An independent Scotland would be able to deliver a £70 cut in energy bills, and maintain the UK's energy supply.

Scottish Energy Minister Fergus Ewing explained:

Scotland's huge natural resources mean that we can supply electricity - reliably and affordably - and can help the UK keep the lights on and the bills down.

Scotland exports electricity to England and Wales every year - in 2012 a quarter of the electricity generated here helped keep lights on across the rest of the UK.

With the powers of independence we will deliver a permanent, ongoing annual cut in energy bills of £70 - by removing the Energy Company Obligation and the Warm Homes Discount from consumer bills.

– Fergus Ewing

Independence forces investors to 'hold on to their cash'

The referendum on Scottish independence risks scaring away investors who will want to "hold on to their cash" until the UK is more settled, the Energy Secretary will warn.

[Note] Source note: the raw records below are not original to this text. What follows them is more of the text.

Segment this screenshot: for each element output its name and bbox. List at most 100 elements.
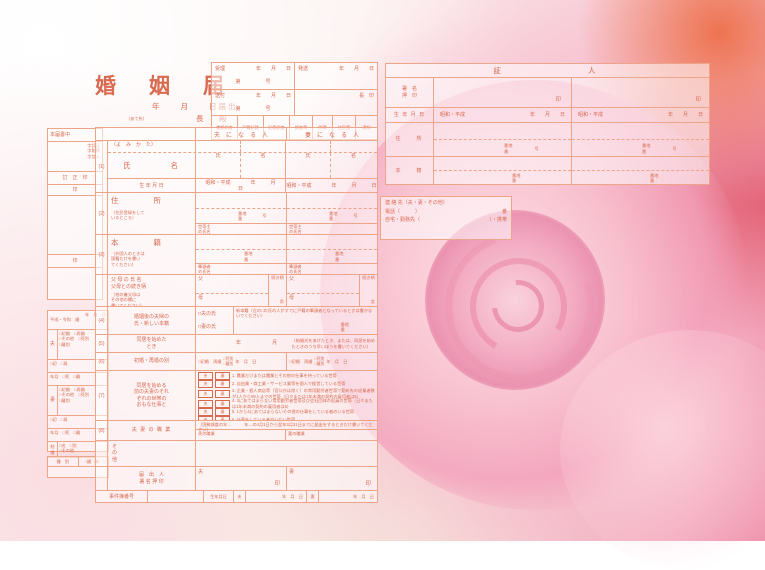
job1-husband-checkbox[interactable]: 夫 bbox=[198, 372, 213, 380]
wife-mother-field[interactable]: 母 bbox=[287, 294, 359, 306]
sei-sublabel-w: 氏 bbox=[286, 153, 330, 160]
dokyo-label: 同居を始めた とき bbox=[108, 335, 196, 352]
other-label: そ の 他 bbox=[108, 441, 196, 466]
job2-wife-checkbox[interactable]: 妻 bbox=[215, 380, 230, 388]
wife-occupation-field[interactable]: 妻の職業 bbox=[286, 430, 377, 440]
witness1-signature-field[interactable]: 印 bbox=[434, 78, 572, 107]
parents-note: （他の養父母は その他の欄に 書いてください） bbox=[111, 292, 192, 306]
witness1-banchi: 番地 番 bbox=[504, 143, 512, 154]
wife-address-go: 号 bbox=[353, 213, 357, 218]
job5-husband-checkbox[interactable]: 夫 bbox=[198, 408, 213, 416]
job1-wife-checkbox[interactable]: 妻 bbox=[215, 372, 230, 380]
husband-mei-field[interactable]: 名 bbox=[241, 153, 286, 178]
husband-tsuzuki-son: 男 bbox=[280, 299, 284, 304]
case-number-label: 事件簿番号 bbox=[96, 491, 148, 503]
witness2-banchi: 番地 番 bbox=[642, 143, 650, 154]
wife-sign-sublabel: 妻 bbox=[289, 469, 294, 476]
contact-place-label: 自宅・勤務先（ bbox=[385, 217, 420, 224]
correction-blank1[interactable] bbox=[48, 196, 102, 255]
job6-wife-checkbox[interactable]: 妻 bbox=[215, 416, 230, 420]
after-wife-surname-checkbox[interactable]: □妻の氏 bbox=[198, 324, 231, 331]
witness1-address-field[interactable]: 番地 番 号 bbox=[434, 123, 572, 156]
mei-sublabel: 名 bbox=[241, 153, 285, 160]
witness-address-label: 住 所 bbox=[386, 123, 434, 156]
correction-blank2[interactable] bbox=[48, 268, 102, 307]
witness2-honseki-banchi: 番地 番 bbox=[650, 173, 658, 184]
wife-furigana-sei[interactable] bbox=[286, 141, 331, 152]
husband-sei-field[interactable]: 氏 bbox=[196, 153, 241, 178]
wife-father-field[interactable]: 父 bbox=[287, 275, 359, 294]
job-item-1: 1. 農業だけまたは農業とその他の仕事を持っている世帯 bbox=[232, 373, 337, 378]
wife-sei-field[interactable]: 氏 bbox=[286, 153, 331, 178]
new-honseki-field[interactable]: 新本籍（左の□の氏の人がすでに戸籍の筆頭者となっているときは書かないでください）… bbox=[234, 307, 377, 334]
occupation-note: （国勢調査の年… 年…の4月1日から翌年3月31日までに届出をするときだけ書いて… bbox=[196, 421, 377, 429]
row-number-6: (6) bbox=[96, 353, 108, 370]
receipt-label: 受理 bbox=[215, 66, 225, 73]
wife-honseki-field[interactable]: 番地 番 筆頭者 の氏名 bbox=[287, 235, 377, 274]
declarant-label: 届 出 人 署 名 押 印 bbox=[108, 467, 196, 490]
dokyo-field[interactable]: 年 月 （結婚式をあげたとき、または、同居を始め たときのうち早いほうを書いてく… bbox=[196, 335, 377, 352]
after-husband-surname-checkbox[interactable]: □夫の氏 bbox=[198, 311, 231, 318]
new-honseki-note: 新本籍（左の□の氏の人がすでに戸籍の筆頭者となっているときは書かないでください） bbox=[234, 307, 377, 320]
wife-firstmar-cb[interactable]: □初婚 再婚 bbox=[289, 359, 312, 364]
job3-husband-checkbox[interactable]: 夫 bbox=[198, 390, 213, 398]
husband-mother-field[interactable]: 母 bbox=[196, 294, 268, 306]
witness2-honseki-field[interactable]: 番地 番 bbox=[572, 157, 709, 185]
husband-seal-mark: 印 bbox=[274, 479, 280, 487]
witness2-era: 昭和・平成 bbox=[578, 112, 603, 119]
witness1-honseki-field[interactable]: 番地 番 bbox=[434, 157, 572, 185]
job6-husband-checkbox[interactable]: 夫 bbox=[198, 416, 213, 420]
witness1-era: 昭和・平成 bbox=[440, 112, 465, 119]
job2-husband-checkbox[interactable]: 夫 bbox=[198, 380, 213, 388]
bottom-wife-date-field[interactable]: 年 月 日 bbox=[319, 491, 377, 503]
witness2-signature-field[interactable]: 印 bbox=[572, 78, 709, 107]
wife-furigana-mei[interactable] bbox=[331, 141, 376, 152]
husband-birth-field[interactable]: 昭和・平成 年 月 日 bbox=[196, 179, 286, 192]
witness1-seal-mark: 印 bbox=[555, 95, 561, 103]
job5-wife-checkbox[interactable]: 妻 bbox=[215, 408, 230, 416]
husband-firstmar-cb[interactable]: □初婚 再婚 bbox=[198, 359, 221, 364]
wife-birth-field[interactable]: 昭和・平成 年 月 日 bbox=[286, 179, 377, 192]
husband-firstmar-sub[interactable]: □死別 □離別 bbox=[223, 357, 233, 365]
wife-firstmar-field[interactable]: □初婚 再婚 □死別 □離別 年 月 日 bbox=[287, 353, 377, 370]
witness2-address-field[interactable]: 番地 番 号 bbox=[572, 123, 709, 156]
husband-signature-field[interactable]: 夫 印 bbox=[196, 467, 287, 490]
witness2-birth-field[interactable]: 昭和・平成 年 月 日 bbox=[572, 108, 709, 122]
correction-seal1: 印 bbox=[48, 185, 102, 196]
job4-husband-checkbox[interactable]: 夫 bbox=[198, 400, 213, 408]
witness2-go: 号 bbox=[672, 146, 676, 151]
husband-furigana-mei[interactable] bbox=[241, 141, 286, 152]
husband-father-field[interactable]: 父 bbox=[196, 275, 268, 294]
witness-honseki-label: 本 籍 bbox=[386, 157, 434, 185]
contact-place-suffix: ）・携帯 bbox=[489, 217, 507, 224]
contact-line1: 連 絡 先（夫・妻・その他） bbox=[381, 197, 511, 207]
bottom-husband-date-field[interactable]: 年 月 日 bbox=[246, 491, 307, 503]
addressee-note: （あて先） bbox=[126, 116, 147, 121]
husband-firstmar-field[interactable]: □初婚 再婚 □死別 □離別 年 月 日 bbox=[196, 353, 287, 370]
job3-wife-checkbox[interactable]: 妻 bbox=[215, 390, 230, 398]
witness1-go: 号 bbox=[534, 146, 538, 151]
husband-furigana-sei[interactable] bbox=[196, 141, 241, 152]
other-field[interactable] bbox=[196, 441, 377, 466]
name-yomikata-label: （よ み か た） bbox=[108, 141, 196, 152]
wife-signature-field[interactable]: 妻 印 bbox=[287, 467, 377, 490]
job-item-4: 4. 3にあてはまらない常用勤労者世帯及び会社団体の役員の世帯（日々または1年未… bbox=[232, 398, 375, 409]
receipt-number: 第 号 bbox=[212, 76, 294, 89]
witness1-birth-field[interactable]: 昭和・平成 年 月 日 bbox=[434, 108, 572, 122]
row-number-4: (4) bbox=[96, 307, 108, 334]
witness-sign-label: 署 名 押 印 bbox=[386, 78, 434, 107]
husband-occupation-field[interactable]: 夫の職業 bbox=[196, 430, 286, 440]
wife-firstmar-sub[interactable]: □死別 □離別 bbox=[314, 357, 324, 365]
husband-address-field[interactable]: 番地 番 号 世帯主 の氏名 bbox=[196, 193, 287, 234]
witness2-ymd: 年 月 日 bbox=[668, 112, 703, 119]
job4-wife-checkbox[interactable]: 妻 bbox=[215, 400, 230, 408]
bottom-wife-label: 妻 bbox=[307, 491, 319, 503]
wife-mei-field[interactable]: 名 bbox=[331, 153, 376, 178]
wife-address-field[interactable]: 番地 番 号 世帯主 の氏名 bbox=[287, 193, 377, 234]
husband-honseki-field[interactable]: 番地 番 筆頭者 の氏名 bbox=[196, 235, 287, 274]
wife-setai-label: 世帯主 の氏名 bbox=[289, 224, 302, 234]
page-title: 婚 姻 届 bbox=[95, 70, 230, 100]
case-number-field[interactable] bbox=[148, 491, 204, 503]
address-note: （住民登録をして いるところ） bbox=[111, 210, 192, 221]
birth-label: 生 年 月 日 bbox=[108, 179, 196, 192]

The energy sector in Scotland is booming and growing, with more and more jobs and attracting more investment.

I fear the economic and energy progress will be seriously affected by the uncertainty and disruption of independence, as investors will hold on to their cash rather than risk it.

– Energy Secretary Ed Davey


'Disruption' of independence damaging energy sector

The "uncertainty and disruption" caused by the looming referendum on Scottish independence will have a detrimental effect on progress in the economy and energy sector, a cabinet minister will warn.

Ed Davey will warn against the economic uncertainty caused by an independent Scotland. Credit: PA

Energy Secretary Ed Davey is expected to issue the warning later today as he launches the Government's latest Scotland Analysis paper in Edinburgh, focusing on gas and electricity.

The paper looks in detail at how the United Kingdom can maximise energy investment to support thousands of jobs and keep bills as low as possible.

The UK Government said its analysis shows that people in an independent Scotland would have to pay £3,800 per person to match the £20 billion the UK Government has committed towards decommissioning in the North Sea.